Resource-scoped policies require a concrete resource (e.g., GameType) to evaluate role-based access. But some scenarios need to answer "can this user potentially perform this action for ANY resource?" — for example, showing a Create button on an Index page before a specific game type is known.
Calling AuthorizeAsync without a resource leaves the resource as null. Handlers treat null as fail-closed — role-based branches that need a GameType do nothing, so only SeniorAdmin and direct permission holders pass. This is correct for security (missing resources should deny, not allow), but too restrictive for UI gating.
Pass PotentialAccessProbe.Instance as the resource.

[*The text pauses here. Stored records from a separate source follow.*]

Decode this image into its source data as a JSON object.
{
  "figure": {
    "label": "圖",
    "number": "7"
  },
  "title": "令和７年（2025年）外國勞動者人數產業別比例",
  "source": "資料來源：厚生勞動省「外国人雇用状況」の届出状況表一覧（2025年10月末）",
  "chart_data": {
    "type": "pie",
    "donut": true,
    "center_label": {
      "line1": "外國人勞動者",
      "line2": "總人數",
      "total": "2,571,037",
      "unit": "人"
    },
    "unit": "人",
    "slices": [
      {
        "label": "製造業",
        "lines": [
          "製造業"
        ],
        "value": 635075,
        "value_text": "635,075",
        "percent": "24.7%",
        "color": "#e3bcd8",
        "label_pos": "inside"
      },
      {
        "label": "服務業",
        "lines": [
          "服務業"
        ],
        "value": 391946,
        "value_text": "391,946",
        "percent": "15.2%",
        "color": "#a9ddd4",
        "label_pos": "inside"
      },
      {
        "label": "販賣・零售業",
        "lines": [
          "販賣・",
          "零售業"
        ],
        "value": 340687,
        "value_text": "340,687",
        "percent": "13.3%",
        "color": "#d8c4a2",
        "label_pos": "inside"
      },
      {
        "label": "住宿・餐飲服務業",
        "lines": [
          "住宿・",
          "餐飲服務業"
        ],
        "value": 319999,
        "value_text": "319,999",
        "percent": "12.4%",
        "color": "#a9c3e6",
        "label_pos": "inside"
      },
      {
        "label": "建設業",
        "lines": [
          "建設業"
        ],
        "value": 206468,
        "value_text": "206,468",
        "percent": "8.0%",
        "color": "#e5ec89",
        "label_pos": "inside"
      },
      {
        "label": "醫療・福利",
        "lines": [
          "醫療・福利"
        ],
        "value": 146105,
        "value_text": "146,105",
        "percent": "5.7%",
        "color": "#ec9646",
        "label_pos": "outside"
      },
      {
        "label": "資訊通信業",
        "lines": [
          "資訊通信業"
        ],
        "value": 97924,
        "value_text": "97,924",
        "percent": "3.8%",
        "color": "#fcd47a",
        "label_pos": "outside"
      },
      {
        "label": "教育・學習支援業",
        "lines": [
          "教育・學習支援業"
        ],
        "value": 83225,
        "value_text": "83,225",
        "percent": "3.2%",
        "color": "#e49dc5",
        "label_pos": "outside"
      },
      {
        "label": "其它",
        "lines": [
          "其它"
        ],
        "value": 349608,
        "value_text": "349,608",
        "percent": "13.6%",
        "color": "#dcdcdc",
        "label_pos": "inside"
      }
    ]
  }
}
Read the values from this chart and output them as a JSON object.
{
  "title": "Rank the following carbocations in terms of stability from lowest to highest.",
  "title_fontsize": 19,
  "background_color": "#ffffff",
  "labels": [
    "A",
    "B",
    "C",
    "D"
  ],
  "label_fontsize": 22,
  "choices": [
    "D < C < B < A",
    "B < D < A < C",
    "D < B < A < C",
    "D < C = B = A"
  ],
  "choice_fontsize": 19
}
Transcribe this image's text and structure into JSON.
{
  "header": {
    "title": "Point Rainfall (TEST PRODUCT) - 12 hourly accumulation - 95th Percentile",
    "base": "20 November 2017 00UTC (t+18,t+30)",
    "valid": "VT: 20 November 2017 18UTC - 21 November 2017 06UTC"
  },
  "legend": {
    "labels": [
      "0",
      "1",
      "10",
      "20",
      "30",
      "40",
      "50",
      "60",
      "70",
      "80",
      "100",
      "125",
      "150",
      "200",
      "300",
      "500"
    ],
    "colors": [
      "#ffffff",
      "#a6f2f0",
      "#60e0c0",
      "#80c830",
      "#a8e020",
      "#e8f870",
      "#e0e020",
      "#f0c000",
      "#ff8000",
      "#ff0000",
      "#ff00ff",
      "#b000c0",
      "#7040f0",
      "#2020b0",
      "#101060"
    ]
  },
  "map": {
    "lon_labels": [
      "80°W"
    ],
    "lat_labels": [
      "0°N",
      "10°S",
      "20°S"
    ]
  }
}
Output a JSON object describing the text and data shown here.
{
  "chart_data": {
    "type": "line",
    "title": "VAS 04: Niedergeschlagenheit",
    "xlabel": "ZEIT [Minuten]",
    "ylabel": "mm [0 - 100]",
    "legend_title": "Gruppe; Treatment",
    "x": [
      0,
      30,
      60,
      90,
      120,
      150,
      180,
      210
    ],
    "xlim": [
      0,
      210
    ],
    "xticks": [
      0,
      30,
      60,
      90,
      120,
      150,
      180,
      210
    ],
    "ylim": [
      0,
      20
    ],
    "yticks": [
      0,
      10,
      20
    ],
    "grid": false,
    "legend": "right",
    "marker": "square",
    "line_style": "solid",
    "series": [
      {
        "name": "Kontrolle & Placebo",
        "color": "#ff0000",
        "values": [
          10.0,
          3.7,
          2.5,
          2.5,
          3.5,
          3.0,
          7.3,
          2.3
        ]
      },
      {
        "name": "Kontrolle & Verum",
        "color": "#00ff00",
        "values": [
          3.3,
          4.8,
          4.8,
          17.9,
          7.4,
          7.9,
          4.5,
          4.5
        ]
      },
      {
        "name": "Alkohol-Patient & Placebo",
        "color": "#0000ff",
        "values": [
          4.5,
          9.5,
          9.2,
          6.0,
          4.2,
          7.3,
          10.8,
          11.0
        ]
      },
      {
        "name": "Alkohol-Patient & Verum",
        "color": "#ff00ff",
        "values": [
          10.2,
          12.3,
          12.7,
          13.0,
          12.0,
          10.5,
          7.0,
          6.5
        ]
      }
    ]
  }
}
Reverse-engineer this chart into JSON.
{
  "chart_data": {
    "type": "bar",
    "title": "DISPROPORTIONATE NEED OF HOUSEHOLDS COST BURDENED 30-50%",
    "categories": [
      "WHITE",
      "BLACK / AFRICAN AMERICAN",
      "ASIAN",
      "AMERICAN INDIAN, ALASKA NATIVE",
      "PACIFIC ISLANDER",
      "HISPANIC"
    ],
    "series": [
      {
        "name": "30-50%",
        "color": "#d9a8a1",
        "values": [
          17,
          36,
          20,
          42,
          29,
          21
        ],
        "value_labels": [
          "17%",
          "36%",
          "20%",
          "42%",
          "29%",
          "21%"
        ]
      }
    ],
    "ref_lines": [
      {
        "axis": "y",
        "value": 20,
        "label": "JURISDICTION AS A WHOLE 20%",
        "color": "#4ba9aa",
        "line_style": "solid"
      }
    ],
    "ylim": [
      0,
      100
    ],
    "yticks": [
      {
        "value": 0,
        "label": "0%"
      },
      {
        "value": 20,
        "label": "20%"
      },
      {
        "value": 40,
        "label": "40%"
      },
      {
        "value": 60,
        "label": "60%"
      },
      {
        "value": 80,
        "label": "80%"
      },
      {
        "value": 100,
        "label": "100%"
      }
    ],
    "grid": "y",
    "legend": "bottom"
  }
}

Handlers recognise this sentinel and check whether the user holds any game-scoped role that could satisfy the policy:
// Controller — gate a GET Create action
var canCreate = await authorizationService.AuthorizeAsync(
User, PotentialAccessProbe.Instance, AuthPolicies.MapRotations_Write);
if (!canCreate.Succeeded) return Forbid();<!-- View — conditionally render a Create button -->
<a policy="@AuthPolicies.MapRotations_Write"
policy-resource="@PotentialAccessProbe.Instance">Create</a>Each composite method in BaseAuthorizationHelper has three branches:
| Resource | Behaviour |
|---|---|
Concrete (GameType, tuple) |
Checks role for that specific game type |
PotentialAccessProbe |
Checks if user holds any game-scoped role |
null |
Does nothing (fail-closed) |
CheckDirectPermissionGrant already handles all three — it checks for a scoped permission when a resource is present, and for any permission claim when no resource is provided.
| Scenario | Resource to Pass | Example |
|---|---|---|
| Action on a known resource | The resource (GameType, (GameType, Guid), etc.) |
Edit button in a Details view |
| UI gate before resource exists | PotentialAccessProbe.Instance |
Create button on Index page, GET Create action |
| Non-resource-scoped policy | Nothing (omit policy-resource) |
Tags.Write, Dashboard.Read |
| Data filtering (what to show) | N/A — use ClaimedGamesAndItems |
Index action fetching records |
These files are the source of truth for all authorization behaviour:
| File | Purpose |
|---|---|
Auth/Constants/AuthPolicies.cs |
All policy name constants |
Auth/Requirements/AuthRequirements.cs |
Marker requirement classes (one per policy) |
Auth/PotentialAccessProbe.cs |
Sentinel resource for "can user potentially do X?" checks |
Auth/Handlers/BaseAuthorizationHelper.cs |
Shared claim group definitions and common check methods |
Auth/Handlers/*AuthHandler.cs |
Per-domain authorization handlers with exact role→permission logic |
Extensions/PolicyExtensions.cs |
Policy registration wiring |
Helpers/PolicyTagHelper.cs |
Razor tag helper for conditional rendering |
All paths are relative to src/XtremeIdiots.Portal.Web/.